What has been happening in tech lately? More and more tech companies are looking to start paying dividends for longer than I can remember. Earlier this year Apple (NASDAQ:AAPL) announced it will start paying a dividend (1.9% yield based on current price) and just recently Dell (NASDAQ:DELL) announced it will start paying a dividend as well (2.7% yield). While Dell and Apple's yields are relatively low, there are some other, higher-yielding stocks within the technology sector including CA, Inc. (NASDAQ:CA)
I. COMPANY OVERVIEW
Per Google Finance:
CA, Inc. is an independent enterprise information technology (NYSE:IT) management software and solutions company. CA develops and delivers software and services. The Company operates in three segments: mainframe solutions, enterprise solutions and services. The Company addresses components of the computing environment, including people, information, processes, systems, networks, applications and databases, across hardware and software platforms and programs. It offers a portfolio of software solutions, including mainframe; service assurance; security (identity and access management); service and portfolio management, and virtualization and service automation. It delivers its products using software-as-a-service (SAAS). In August 2011, the Company acquired Interactive TKO, Inc. and Watchmouse B.V.
CA is another over-equitized business with approximately 2x as much cash as debt. On a gross basis, the company has a bit less than a turn of leverage. Given the company's current capital structure, it should have adequate financial flexibility to pursue acquisitions or continue to raise the dividend without much reliance on the capital markets. From an Enterprise Value perspective, the company is fairly cheap on an absolute basis trading at only 6.2x TTM EBITDA. Compared with some of its peers, it also looks cheap with the competition: Oracle (NASDAQ:ORCL) at 7.6x, BMC Software (NASDAQ:BMC) at 9.1x, Microsoft (NASDAQ:MSFT) at 6.5x, and Opnet Technologies (NASDAQ:OPNT) at 13.0x.
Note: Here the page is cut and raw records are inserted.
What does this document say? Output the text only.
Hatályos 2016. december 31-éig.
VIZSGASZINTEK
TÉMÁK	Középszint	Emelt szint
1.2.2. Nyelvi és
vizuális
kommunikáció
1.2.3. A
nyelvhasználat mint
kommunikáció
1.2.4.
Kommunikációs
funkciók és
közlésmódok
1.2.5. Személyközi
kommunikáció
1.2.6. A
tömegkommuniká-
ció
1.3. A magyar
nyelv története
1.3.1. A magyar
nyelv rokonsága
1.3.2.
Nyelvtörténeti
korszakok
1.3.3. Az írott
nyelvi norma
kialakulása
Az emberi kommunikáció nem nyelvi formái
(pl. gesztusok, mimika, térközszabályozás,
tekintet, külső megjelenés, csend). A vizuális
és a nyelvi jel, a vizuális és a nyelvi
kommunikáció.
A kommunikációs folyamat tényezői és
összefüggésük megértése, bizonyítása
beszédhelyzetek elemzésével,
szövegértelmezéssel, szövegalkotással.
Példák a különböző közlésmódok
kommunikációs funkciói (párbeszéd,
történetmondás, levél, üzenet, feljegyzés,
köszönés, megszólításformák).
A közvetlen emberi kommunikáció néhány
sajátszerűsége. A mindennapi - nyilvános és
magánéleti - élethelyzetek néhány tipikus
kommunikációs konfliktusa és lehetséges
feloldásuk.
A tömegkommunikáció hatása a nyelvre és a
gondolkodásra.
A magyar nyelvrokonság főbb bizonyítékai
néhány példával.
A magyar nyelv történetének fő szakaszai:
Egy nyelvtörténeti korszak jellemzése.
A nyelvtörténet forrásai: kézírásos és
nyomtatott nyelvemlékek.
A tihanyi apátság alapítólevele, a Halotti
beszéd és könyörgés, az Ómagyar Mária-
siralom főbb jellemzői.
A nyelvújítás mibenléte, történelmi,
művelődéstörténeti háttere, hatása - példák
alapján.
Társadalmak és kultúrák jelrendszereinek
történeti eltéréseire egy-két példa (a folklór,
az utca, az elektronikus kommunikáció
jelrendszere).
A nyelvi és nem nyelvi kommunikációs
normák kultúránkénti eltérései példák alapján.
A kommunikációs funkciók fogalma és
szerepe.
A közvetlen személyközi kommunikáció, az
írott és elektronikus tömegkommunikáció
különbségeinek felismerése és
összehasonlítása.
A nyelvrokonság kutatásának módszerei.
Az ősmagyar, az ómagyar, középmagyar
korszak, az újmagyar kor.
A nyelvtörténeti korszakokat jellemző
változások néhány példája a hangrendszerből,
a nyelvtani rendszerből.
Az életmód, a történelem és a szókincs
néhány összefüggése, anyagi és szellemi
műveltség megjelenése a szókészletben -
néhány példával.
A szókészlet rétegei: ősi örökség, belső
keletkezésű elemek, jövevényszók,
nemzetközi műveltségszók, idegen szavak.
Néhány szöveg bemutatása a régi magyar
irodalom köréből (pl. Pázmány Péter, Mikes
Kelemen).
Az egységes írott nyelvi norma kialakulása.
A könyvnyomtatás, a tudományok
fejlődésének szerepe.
III. HISTORICAL OPERATING RESULTS
CA's top line performance trends have been positive over the past five years with revenue growing from $4.3B to $4.8B with the company only experiencing a revenue decline of 3.2% in 2009. Even more impressive is the EBITDA growth from $1.2B to $1.7B with no year-over-year declines in performance.
Since the end of 2008, the company has been actively pursuing a stock buyback program that has reduced the number of shares outstanding from 515MM to 487MM over the past five years. Performance on a per share basis has the compounding effect of improved company performance and reduced shares outstanding resulting in EBITDA per share growth from $2.32 to $3.55 (a 53% increase compared with a 44% increase at the company level). The company's dividends per share have not grown until recently when there were two dividend increases in FYE 2012 (from $0.04 quarterly to $0.05 quarterly, then to $0.25 quarterly - the current run rate).
The consensus estimates for CA are reasonably achievable with a projected growth rate of ~2-8% through 2015 at the EBITDA line (CE not available for 2017 and 2018). When you factor in inflation and continued trend toward increased levels of technology, these estimates are well within the company's reach. Under the consensus case, the company is projected to have significant additional free cash flow available to reinvest in the business, repurchase shares (always assumed for ease in modeling) or increase the dividend.
*Note: the 155% dividend growth in 2013 is due (mostly) to the annualization of the current $0.25 quarterly dividend that is not fully reflected in FYE 2012 numbers.
The share redemptions are assumed to be at a 15% annually compounded price. I believe that this is structured very conservatively. If the weighted average redemption price exceeded this threshold, the investor would have ample opportunity and time to re-evaluate the position and consider selling off the position for a gain from today's price. The company's share redemptions would allow for an increase of more than 4% annually in the dividend by the share redemptions alone. Additionally, the company's payout ratio would decline as the dollar amount of dividends paid would not be increasing while the company earnings (using EBITDA as a proxy) would be increasing.
If the company performs inline with the consensus estimates and pays dividends/redeems shares as outlined above, the company would achieve the IRR/cash on cash returns below based on the outlined Terminal EBITDA Multiples.
As a dividend growth investor, you need to take the good with the bad as it relates to CA. The company's commitment to dividend growth remains to be demonstrated (like it is at many other companies in a typical dividend growth investor's portfolio). That said, the yield of ~4%, a payout ratio of ~50% (Pro Forma LTM numbers), and a reasonable valuation (6.2x LTM EBITDA) has earned CA a small holding within my dividend portfolio. Over the long haul, I think we'll see that even though the company has a 'utility' level yield, it will significantly outgrow utilities even if management is not focused on divided growth as a priority in the near term.